The creation of these stately buildings was drawn from the desire to hunt, and became known as shooting lodges because they were designed principally to accommodate the parties of guests that flocked north for the annual sporting season. Author John Wilson commented that ‘To enjoy mist, you must be in the heart of it as a solitary hunter, shooter or angler.’
This era has left an astonishing legacy of architecture and decoration inspired by the romanticised image of the Highlands, with ghillies in kilts and a grouse in every thicket.
These houses range from picturesque cottages to baronial castles, while in the 21st century there are arts and crafts mansions, and modern eco-lodges.

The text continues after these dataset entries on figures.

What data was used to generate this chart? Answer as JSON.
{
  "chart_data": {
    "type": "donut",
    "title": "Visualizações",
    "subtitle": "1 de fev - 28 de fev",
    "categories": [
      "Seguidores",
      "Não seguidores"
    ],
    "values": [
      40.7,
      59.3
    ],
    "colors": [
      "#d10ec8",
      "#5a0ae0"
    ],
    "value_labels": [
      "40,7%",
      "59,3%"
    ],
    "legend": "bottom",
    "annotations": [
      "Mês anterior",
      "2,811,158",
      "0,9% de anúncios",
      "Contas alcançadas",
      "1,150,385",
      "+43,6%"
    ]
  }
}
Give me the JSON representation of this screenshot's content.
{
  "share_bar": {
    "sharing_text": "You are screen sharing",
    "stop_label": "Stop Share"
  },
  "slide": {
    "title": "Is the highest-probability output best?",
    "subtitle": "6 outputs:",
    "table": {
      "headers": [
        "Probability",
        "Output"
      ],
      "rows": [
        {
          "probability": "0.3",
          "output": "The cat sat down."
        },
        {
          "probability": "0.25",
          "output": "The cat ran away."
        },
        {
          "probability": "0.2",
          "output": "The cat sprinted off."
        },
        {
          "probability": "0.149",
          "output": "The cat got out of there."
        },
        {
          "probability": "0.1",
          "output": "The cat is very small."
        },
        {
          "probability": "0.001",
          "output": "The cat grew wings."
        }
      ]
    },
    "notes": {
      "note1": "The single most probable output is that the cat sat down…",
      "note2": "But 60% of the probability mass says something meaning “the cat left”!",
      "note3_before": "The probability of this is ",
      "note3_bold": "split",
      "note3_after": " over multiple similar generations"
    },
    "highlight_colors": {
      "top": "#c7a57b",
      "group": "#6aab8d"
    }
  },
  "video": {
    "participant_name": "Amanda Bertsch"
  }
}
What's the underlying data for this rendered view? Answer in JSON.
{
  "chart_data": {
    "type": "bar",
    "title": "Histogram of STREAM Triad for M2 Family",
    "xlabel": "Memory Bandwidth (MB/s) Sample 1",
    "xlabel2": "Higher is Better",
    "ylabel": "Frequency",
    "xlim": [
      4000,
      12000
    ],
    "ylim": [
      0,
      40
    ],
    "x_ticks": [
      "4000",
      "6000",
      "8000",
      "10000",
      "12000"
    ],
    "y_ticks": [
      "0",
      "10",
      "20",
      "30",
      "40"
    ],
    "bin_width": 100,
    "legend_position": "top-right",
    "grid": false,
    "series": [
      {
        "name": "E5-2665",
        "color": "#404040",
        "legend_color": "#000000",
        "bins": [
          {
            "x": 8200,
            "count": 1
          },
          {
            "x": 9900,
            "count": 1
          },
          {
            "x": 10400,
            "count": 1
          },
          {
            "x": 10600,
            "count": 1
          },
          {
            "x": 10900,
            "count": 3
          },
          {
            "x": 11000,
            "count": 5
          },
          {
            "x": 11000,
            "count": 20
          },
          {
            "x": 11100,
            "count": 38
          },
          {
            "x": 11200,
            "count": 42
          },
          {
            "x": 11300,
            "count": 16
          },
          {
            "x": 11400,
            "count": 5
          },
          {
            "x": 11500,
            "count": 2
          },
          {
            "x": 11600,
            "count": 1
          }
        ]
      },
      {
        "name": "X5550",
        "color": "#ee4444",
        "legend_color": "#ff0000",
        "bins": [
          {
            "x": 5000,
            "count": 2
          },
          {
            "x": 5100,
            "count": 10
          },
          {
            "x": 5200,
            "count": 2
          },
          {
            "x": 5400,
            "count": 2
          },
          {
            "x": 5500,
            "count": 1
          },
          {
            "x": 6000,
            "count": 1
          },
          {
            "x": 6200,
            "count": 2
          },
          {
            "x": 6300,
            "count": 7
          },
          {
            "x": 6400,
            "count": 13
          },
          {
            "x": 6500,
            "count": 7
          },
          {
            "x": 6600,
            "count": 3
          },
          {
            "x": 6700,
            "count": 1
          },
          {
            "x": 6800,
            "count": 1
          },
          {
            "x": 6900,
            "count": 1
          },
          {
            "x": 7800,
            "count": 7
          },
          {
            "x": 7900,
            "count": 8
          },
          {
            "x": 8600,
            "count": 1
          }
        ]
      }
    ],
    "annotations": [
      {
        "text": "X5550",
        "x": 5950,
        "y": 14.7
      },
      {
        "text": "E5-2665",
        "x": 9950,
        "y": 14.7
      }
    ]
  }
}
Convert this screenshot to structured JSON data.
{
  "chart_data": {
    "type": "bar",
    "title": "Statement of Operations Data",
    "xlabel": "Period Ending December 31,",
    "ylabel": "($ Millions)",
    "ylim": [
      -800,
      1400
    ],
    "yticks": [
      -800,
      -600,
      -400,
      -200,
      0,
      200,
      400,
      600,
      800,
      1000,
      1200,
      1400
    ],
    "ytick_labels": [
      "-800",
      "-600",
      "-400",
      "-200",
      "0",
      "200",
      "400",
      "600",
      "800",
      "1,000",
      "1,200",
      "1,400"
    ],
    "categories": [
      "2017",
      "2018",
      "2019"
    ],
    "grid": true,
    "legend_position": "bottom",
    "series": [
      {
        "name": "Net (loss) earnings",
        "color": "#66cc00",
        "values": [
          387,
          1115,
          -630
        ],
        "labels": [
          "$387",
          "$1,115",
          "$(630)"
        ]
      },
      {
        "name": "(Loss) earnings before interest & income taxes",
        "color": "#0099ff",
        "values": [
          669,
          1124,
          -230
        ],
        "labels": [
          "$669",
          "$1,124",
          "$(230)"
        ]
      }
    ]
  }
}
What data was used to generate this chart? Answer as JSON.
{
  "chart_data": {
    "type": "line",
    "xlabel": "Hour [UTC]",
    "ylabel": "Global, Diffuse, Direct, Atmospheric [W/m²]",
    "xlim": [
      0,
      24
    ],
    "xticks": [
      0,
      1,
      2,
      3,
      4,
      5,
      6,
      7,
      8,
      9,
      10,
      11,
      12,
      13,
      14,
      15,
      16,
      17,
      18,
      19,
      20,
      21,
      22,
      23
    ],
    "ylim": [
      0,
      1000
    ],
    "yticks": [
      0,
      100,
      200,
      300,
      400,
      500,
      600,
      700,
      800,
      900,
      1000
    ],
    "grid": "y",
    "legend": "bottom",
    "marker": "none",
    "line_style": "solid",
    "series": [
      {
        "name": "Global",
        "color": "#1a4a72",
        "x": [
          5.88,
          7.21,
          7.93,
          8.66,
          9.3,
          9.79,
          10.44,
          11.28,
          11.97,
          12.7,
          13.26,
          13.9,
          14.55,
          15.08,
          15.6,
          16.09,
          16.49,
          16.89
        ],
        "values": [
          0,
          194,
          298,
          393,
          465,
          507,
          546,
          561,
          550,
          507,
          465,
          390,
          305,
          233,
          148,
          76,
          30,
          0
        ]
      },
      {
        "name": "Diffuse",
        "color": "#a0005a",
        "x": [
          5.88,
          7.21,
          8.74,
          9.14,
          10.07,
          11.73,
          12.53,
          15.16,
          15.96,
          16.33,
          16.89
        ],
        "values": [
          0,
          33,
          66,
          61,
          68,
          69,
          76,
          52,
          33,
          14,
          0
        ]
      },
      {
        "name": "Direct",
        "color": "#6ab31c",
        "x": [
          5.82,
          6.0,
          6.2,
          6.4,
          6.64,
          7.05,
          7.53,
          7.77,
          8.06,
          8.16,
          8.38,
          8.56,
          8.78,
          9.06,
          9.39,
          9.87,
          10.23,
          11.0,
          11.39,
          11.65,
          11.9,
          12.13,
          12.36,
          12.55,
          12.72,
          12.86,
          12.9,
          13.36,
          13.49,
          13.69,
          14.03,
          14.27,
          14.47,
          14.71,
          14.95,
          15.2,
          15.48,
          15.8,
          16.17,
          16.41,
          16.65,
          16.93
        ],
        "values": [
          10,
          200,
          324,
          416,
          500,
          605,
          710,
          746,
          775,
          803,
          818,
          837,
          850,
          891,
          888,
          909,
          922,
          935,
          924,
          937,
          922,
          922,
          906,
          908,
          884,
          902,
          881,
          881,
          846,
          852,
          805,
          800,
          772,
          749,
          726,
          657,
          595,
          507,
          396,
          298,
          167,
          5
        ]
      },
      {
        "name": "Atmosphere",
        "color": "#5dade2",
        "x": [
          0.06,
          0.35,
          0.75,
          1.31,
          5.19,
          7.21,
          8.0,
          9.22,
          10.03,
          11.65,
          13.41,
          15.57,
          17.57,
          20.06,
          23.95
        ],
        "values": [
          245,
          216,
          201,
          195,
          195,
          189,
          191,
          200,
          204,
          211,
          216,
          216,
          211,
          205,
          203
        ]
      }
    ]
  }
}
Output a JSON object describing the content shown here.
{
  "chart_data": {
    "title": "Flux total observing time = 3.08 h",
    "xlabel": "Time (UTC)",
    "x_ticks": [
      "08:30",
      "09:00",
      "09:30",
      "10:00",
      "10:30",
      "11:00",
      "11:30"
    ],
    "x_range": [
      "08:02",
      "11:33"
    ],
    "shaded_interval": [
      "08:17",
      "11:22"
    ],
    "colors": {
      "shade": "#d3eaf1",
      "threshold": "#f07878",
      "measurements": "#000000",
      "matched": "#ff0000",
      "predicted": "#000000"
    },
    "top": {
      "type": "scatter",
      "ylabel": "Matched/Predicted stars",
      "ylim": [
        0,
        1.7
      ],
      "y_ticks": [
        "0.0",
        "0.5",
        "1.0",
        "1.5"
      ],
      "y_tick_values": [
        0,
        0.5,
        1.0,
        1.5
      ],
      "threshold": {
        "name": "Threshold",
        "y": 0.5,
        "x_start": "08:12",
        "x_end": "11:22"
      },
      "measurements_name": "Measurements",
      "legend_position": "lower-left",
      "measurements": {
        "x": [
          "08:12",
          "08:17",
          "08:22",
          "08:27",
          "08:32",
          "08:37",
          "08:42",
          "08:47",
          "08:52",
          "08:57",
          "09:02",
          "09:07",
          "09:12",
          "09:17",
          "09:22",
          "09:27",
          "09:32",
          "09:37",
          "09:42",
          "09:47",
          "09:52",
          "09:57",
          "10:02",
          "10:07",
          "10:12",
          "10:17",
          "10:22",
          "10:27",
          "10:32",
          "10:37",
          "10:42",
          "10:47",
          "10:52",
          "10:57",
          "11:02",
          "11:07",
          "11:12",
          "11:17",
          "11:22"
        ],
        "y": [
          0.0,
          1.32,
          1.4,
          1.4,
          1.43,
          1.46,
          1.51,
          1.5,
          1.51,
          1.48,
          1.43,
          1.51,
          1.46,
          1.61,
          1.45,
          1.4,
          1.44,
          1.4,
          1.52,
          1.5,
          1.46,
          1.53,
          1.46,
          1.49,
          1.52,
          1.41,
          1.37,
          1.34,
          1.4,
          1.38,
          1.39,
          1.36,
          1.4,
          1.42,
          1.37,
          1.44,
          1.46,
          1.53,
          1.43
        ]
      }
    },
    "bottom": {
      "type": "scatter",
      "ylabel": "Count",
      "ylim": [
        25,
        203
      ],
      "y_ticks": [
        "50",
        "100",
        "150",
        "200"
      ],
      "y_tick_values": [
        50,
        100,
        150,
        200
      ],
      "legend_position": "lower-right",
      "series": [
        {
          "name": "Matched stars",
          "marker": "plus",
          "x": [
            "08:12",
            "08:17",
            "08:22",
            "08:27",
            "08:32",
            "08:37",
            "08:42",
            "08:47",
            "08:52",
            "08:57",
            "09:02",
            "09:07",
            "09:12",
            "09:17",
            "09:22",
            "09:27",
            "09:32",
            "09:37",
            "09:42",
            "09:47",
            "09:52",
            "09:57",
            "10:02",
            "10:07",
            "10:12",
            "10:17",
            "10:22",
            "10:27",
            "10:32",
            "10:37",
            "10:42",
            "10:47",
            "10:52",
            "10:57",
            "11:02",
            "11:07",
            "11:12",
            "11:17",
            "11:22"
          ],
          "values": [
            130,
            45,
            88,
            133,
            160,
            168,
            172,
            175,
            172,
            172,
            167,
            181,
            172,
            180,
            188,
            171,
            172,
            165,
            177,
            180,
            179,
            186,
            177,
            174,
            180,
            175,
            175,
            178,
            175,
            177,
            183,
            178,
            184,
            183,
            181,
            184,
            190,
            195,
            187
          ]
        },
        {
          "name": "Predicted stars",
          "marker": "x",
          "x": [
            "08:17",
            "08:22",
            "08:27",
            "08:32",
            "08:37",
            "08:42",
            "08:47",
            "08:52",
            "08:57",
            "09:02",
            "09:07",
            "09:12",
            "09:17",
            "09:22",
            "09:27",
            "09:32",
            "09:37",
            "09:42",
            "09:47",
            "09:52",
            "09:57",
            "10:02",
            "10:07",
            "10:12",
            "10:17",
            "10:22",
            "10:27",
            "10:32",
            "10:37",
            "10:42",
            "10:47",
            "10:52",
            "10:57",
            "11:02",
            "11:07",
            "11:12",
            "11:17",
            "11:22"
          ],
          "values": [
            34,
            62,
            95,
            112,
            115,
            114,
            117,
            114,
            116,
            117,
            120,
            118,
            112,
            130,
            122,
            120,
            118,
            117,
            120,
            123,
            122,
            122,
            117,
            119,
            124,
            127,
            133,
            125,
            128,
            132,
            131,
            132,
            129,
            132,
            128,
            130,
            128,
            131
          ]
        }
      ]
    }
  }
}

The retreats featured are Dunrobin Castle, Torosay Castle, Ardverikie, Ardtornish, Kinloch Castle, Mar Lodge, Kinlochmoidart, Ardkinglas, Skibo Castle, Cour, Corrour Lodge and Shewglie House, and intersperse the history of the growth in the retreats.
The book takes full advantage of its coffee table format, presenting strong, strikingly bold images, which help to capture the sheer decadence of the buildings, which were equipped with the latest domestic technology and boasted opulent decoration and furnishings from the smartest London and Parisian firms.
It’s like taking a step back in time, as a large number of the retreats survive to this day with little having been altered in their original state, and some are still owned by descendants of the families that built them.
It’s a book that will undoubtedly appeal to many – those with an interest in architecture will be fascinated to see some of the shapes and styles incorporated into the buildings, while sportsmen and women will enjoy seeing exactly where and how their predecessors stayed.
- Highland Retreats, by Mary Miers, £45, published by Rizzoli New York.